Seasonal Precipitation Outlook
Several agro-meteorological stations across the country were used to make the seasonal precipitation forecast for the period August-September-October 2015 This was done by using the data set for the period 1979-June 2015, along with Global Models, Observations. Climate Predictability Tool (CPT) and Subjective Input.
The forecast is issued in the form of terciles probabilities of above normal, normal and below normal. The probabilities add up to 100%.
Above Normal - (33% of highest values in the dataset)
Near Normal - (33% of middle values in the dataset)
Below Normal - (33% of lowest values in the dataset)
Thus based on the dataset for 1979 to 2015, using the Climate Predictability Tool (CPT), along with Gobal Models as gusidance and Subjective input the forecast for Belize for period August -September-October2015 is going for Below Normal rainfall for the Entire Country, Except the South which is going for Normal Rainfall.
Precipitation Outlook for the period August-September-October 2015
Rainfall amounts that are expected across districts stations during ASO 2015 are as follows.
Accumulated rainfall totals for the ASO season are likely to range from 200mm to 800mm over northern (Corozal &Orange Walk), inland(Cayo & Belmopan) and central coastal areas Belize District).
Accumulated rainfall totals over southern Belize (Stann Creek and Toledo) are likely to be between 900 mm and 1800 mm.
What influences the next season?
El Niño Southern Oscillation: A moderate El Niño exists ; sea-surface temperatures (SSTs) 1-1.5°C above average and rising in equatorial eastern Pacific (NINO3.4).
Model Guidance: More than 95% of the models indicate continued El Niño conditions for August-September-October and November-December2015-January 2016, with many suggesting further warming into a strong El Niño event by ASO and NDJ.
Forecast: 95% confidence in El Niño conditions during ASO and NDJ.
Expected impacts on rainfall and temperatures: a large shift to higher probabilities for below-normal rainfall and higher temperatures for the region, as El Niño usually weakens the development of rain-, thunder- and tropical storms. However, a shift towards above-normal rainfall is noted for the NW of the Caribbean during NDJ due to reduced winds in the upper atmosphere, which allows for stronger showers.
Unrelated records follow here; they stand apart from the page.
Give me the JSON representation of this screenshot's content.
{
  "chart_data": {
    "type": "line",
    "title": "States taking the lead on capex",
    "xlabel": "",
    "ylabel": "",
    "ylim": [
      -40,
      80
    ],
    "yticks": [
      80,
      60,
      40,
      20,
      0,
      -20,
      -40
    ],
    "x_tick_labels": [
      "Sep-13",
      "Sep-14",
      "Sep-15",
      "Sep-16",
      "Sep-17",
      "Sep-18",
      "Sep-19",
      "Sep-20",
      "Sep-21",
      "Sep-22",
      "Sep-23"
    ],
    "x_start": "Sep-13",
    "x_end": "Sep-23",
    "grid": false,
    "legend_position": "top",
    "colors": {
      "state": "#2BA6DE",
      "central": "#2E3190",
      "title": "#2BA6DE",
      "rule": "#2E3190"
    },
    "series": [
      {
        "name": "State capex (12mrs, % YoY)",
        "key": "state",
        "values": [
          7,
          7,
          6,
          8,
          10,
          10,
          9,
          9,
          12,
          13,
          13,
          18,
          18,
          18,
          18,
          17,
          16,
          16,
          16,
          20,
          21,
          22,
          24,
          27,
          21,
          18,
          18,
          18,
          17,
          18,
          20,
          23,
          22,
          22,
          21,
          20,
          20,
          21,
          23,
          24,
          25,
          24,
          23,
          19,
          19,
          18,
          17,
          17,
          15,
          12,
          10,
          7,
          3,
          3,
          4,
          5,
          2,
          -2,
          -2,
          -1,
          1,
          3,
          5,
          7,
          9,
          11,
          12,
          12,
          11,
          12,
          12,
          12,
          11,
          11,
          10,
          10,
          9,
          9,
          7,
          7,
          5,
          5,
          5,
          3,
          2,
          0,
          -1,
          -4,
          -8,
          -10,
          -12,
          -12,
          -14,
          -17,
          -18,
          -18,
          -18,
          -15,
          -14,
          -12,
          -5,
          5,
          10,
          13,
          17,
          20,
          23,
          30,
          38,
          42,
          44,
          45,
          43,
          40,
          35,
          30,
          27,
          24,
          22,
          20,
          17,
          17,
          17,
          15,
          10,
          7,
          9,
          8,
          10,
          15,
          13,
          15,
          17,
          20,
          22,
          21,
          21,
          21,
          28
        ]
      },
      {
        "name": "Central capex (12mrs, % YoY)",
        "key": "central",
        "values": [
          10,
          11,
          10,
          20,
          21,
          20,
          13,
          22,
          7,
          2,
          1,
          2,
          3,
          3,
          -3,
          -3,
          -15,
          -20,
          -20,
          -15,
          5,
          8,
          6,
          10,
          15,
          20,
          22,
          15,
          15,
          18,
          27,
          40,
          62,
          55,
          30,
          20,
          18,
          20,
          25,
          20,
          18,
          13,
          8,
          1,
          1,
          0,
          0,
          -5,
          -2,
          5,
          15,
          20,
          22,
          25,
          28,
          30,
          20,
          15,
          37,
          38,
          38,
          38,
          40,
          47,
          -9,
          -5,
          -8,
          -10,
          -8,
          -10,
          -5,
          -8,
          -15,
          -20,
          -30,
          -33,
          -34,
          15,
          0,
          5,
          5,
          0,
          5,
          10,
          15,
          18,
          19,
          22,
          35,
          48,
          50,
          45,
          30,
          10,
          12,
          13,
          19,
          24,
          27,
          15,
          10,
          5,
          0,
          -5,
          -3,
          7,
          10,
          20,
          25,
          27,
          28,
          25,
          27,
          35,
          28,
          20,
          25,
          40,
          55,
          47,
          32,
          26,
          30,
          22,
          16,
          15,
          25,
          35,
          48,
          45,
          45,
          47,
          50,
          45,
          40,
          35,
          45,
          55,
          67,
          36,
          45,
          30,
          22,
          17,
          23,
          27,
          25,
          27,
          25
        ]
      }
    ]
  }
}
The information is provided with the understanding that The National Meteorology Service makes no warranties, either expressed or implied, concerning the accuracy, completeness, reliability, or suitability of the Outlook. The information may be used freely by the public with appropriate acknowledgement of its source, but shall not be modified in content and then presented as original material.